You and I can’t bear fruit in our own lives apart from abiding in Jesus. Neither can the Church.
1 Timothy 3:15 if I delay, you may know how one ought to behave in the household of God, which is the church of the living God, a pillar and buttress of the truth.
Godliness: not often the subject of most talks about the Church and its relationship to the Father. It’s true, though, that just as there are expectations in your own household there are expectations and behavioral norms in the household of God.
It’s already been mentioned that the Church is a family. That means everyone has their own role and they must function in that role for the sake of everyone else. It’s slightly different to think of the Church as a household than it is a family. It may sound like the same thing, but a family is more about the relationship and a household is more about the identity.
In Christ, we’re all one family, under the “same roof,” so to speak. It’s under the banner of Christ that we’re all united, despite our differences. A functioning household runs well if everyone knows the expectations that are required of someone who is identified as belonging to that household. For the Church, that’s godliness, truth, and love.
We know from God’s Word how we’re expected to behave as believers. We can see the character and nature of God, His love for us, and what He requires of us, all within the pages of Scripture.

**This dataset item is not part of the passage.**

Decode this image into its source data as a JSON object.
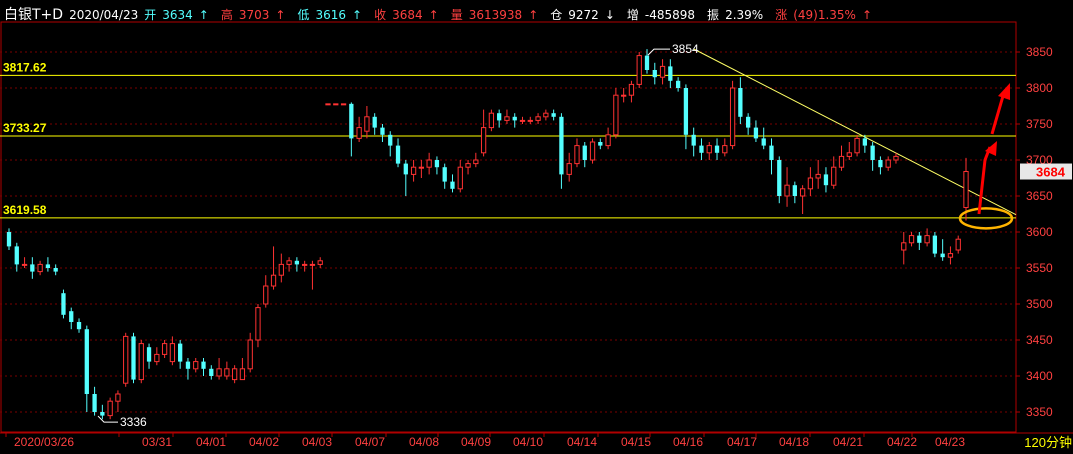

When we look for it, we can see what makes us part of His household.
What are your thoughts? What expectations does the household of God have?

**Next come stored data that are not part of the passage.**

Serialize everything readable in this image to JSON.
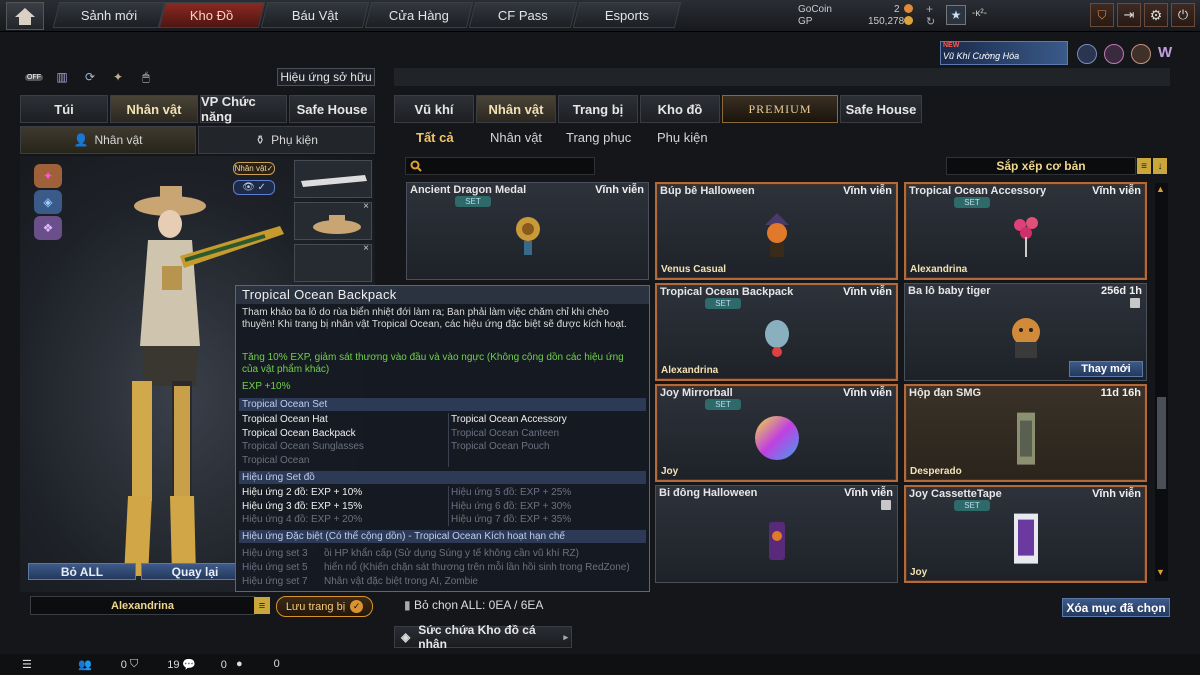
{
  "nav": {
    "tabs": [
      "Sảnh mới",
      "Kho Đồ",
      "Báu Vật",
      "Cửa Hàng",
      "CF Pass",
      "Esports"
    ],
    "active_tab": "Kho Đồ"
  },
  "currency": {
    "gocoin_label": "GoCoin",
    "gocoin_value": "2",
    "gp_label": "GP",
    "gp_value": "150,278"
  },
  "rank_text": "-ĸ²-",
  "promo_banner": {
    "badge": "NEW",
    "text": "Vũ Khí Cường Hóa"
  },
  "left": {
    "off_label": "OFF",
    "owned_effects_button": "Hiệu ứng sở hữu",
    "tabs": [
      "Túi",
      "Nhân vật",
      "VP Chức năng",
      "Safe House"
    ],
    "subtabs": [
      "Nhân vật",
      "Phụ kiện"
    ],
    "char_badge": "Nhân vật✓",
    "eye_badge": "👁 ✓",
    "reset_all_button": "Bỏ ALL",
    "back_button": "Quay lại",
    "character_name": "Alexandrina",
    "save_button": "Lưu trang bị"
  },
  "right": {
    "tabs": [
      "Vũ khí",
      "Nhân vật",
      "Trang bị",
      "Kho đồ"
    ],
    "premium_tab": "PREMIUM",
    "safehouse_tab": "Safe House",
    "filters": [
      "Tất cả",
      "Nhân vật",
      "Trang phục",
      "Phụ kiện"
    ],
    "sort_label": "Sắp xếp cơ bản",
    "cards": [
      {
        "name": "Ancient Dragon Medal",
        "duration": "Vĩnh viễn",
        "set": "SET",
        "owner": "",
        "owned": false
      },
      {
        "name": "Búp bê Halloween",
        "duration": "Vĩnh viễn",
        "set": "",
        "owner": "Venus Casual",
        "owned": true
      },
      {
        "name": "Tropical Ocean Accessory",
        "duration": "Vĩnh viễn",
        "set": "SET",
        "owner": "Alexandrina",
        "owned": true
      },
      {
        "name": "Tropical Ocean Backpack",
        "duration": "Vĩnh viễn",
        "set": "SET",
        "owner": "Alexandrina",
        "owned": true
      },
      {
        "name": "Ba lô baby tiger",
        "duration": "256d 1h",
        "set": "",
        "owner": "",
        "owned": false
      },
      {
        "name": "Joy Mirrorball",
        "duration": "Vĩnh viễn",
        "set": "SET",
        "owner": "Joy",
        "owned": true
      },
      {
        "name": "Hộp đạn SMG",
        "duration": "11d 16h",
        "set": "",
        "owner": "Desperado",
        "owned": true
      },
      {
        "name": "Bi đông Halloween",
        "duration": "Vĩnh viễn",
        "set": "",
        "owner": "",
        "owned": false
      },
      {
        "name": "Joy CassetteTape",
        "duration": "Vĩnh viễn",
        "set": "SET",
        "owner": "Joy",
        "owned": true
      }
    ],
    "change_button": "Thay mới",
    "deselect_all": "Bỏ chọn ALL: 0EA / 6EA",
    "clear_selected_button": "Xóa mục đã chọn",
    "capacity_label": "Sức chứa Kho đồ cá nhân"
  },
  "tooltip": {
    "title": "Tropical Ocean Backpack",
    "description": "Tham khảo ba lô do rùa biển nhiệt đới làm ra; Ban phải làm việc chăm chỉ khi chèo thuyền! Khi trang bị nhân vật Tropical Ocean, các hiệu ứng đặc biệt sẽ được kích hoạt.",
    "bonus_line": "Tăng 10% EXP, giảm sát thương vào đầu và vào ngực (Không cộng dồn các hiệu ứng của vật phẩm khác)",
    "exp_line": "EXP +10%",
    "set_header": "Tropical Ocean Set",
    "set_left": [
      {
        "text": "Tropical Ocean Hat",
        "on": true
      },
      {
        "text": "Tropical Ocean Backpack",
        "on": true
      },
      {
        "text": "Tropical Ocean Sunglasses",
        "on": false
      },
      {
        "text": "Tropical Ocean",
        "on": false
      }
    ],
    "set_right": [
      {
        "text": "Tropical Ocean Accessory",
        "on": true
      },
      {
        "text": "Tropical Ocean Canteen",
        "on": false
      },
      {
        "text": "Tropical Ocean Pouch",
        "on": false
      }
    ],
    "effect_header": "Hiệu ứng Set đồ",
    "effect_left": [
      {
        "text": "Hiệu ứng 2 đồ: EXP + 10%",
        "on": true
      },
      {
        "text": "Hiệu ứng 3 đồ: EXP + 15%",
        "on": true
      },
      {
        "text": "Hiệu ứng 4 đồ: EXP + 20%",
        "on": false
      }
    ],
    "effect_right": [
      {
        "text": "Hiệu ứng 5 đồ: EXP + 25%",
        "on": false
      },
      {
        "text": "Hiệu ứng 6 đồ: EXP + 30%",
        "on": false
      },
      {
        "text": "Hiệu ứng 7 đồ: EXP + 35%",
        "on": false
      }
    ],
    "special_header": "Hiệu ứng Đặc biệt (Có thể cộng dồn) - Tropical Ocean Kích hoạt hạn chế",
    "special": [
      {
        "label": "Hiệu ứng set 3",
        "text": "ồi HP khẩn cấp (Sử dụng Súng y tế không cần vũ khí RZ)"
      },
      {
        "label": "Hiệu ứng set 5",
        "text": "hiển nổ (Khiến chặn sát thương trên mỗi lần hồi sinh trong RedZone)"
      },
      {
        "label": "Hiệu ứng set 7",
        "text": "Nhân vật đặc biệt trong AI, Zombie"
      }
    ]
  },
  "bottom": {
    "stat1": "0",
    "stat2": "19",
    "stat3": "0",
    "stat4": "0"
  },
  "colors": {
    "accent": "#f3c468",
    "active_nav": "#8a2a22",
    "owned_border": "#b36a3a",
    "set_badge": "#2f6a6a",
    "button_blue": "#3e5a8a"
  }
}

Romans 12:4-5 For as in one body we have many members, and the members do not all have the same function, so we, though many, are one body in Christ, and individually members one of another.
Probably one of the most common metaphors for the Church is that of a body. Ask anyone if they know of a comparison to something given in the Bible to the Church, and they will likely answer that the Church is like a body. And rightly so, because this is used many times in the New Testament.
The problem, though, when something becomes common, is that we lose sight of what it really means. You’ve heard that the Church is like a body, but what does that mean? Does this apply only to the local church or to the global church as well?
Though we are many, scattered throughout the world, all believers in Christ are one body. Every member of the body is like a physical member of a physical body, each with its own particular function. I can’t do what you’re called to do, and you can’t do what I’m called to do.
As Christ followers, we belong to Him and He belongs to us. Beyond that, we all belong to each other. As Paul says, “so we, though many, are one body in Christ, and individually members one of another.” Think of the body and how each member cares for the others. This is how we’re meant to be as the Church.
1 Corinthians 3:16-17 Do you not know that you are God’s temple and that God’s Spirit dwells in you? If anyone destroys God’s temple, God will destroy him. For God’s temple is holy, and you are that temple.
The Church is not a building. God’s people, however, are a temple for the living God. Did I lose you?
In Ephesians 2:18-22, we’re told that Jesus Christ is the cornerstone for the Church and that the foundation was laid by the Apostles. That’s construction talk, but it’s not literally talking about a church building. We, together, are the temple of the Lord. You’re not the temple, I’m not the temple. WE are the temple.
How can God’s temple be holy (v.17) if we’re each so sinful? How can we be the dwelling place of our Lord if we’re stained and tainted? We’re unworthy to be called His people, let alone His dwelling. The Spirit dwells in us collectively, though. It’s because of His presence, because of the righteousness instilled by Christ, that we’re given the privilege of being a home for God.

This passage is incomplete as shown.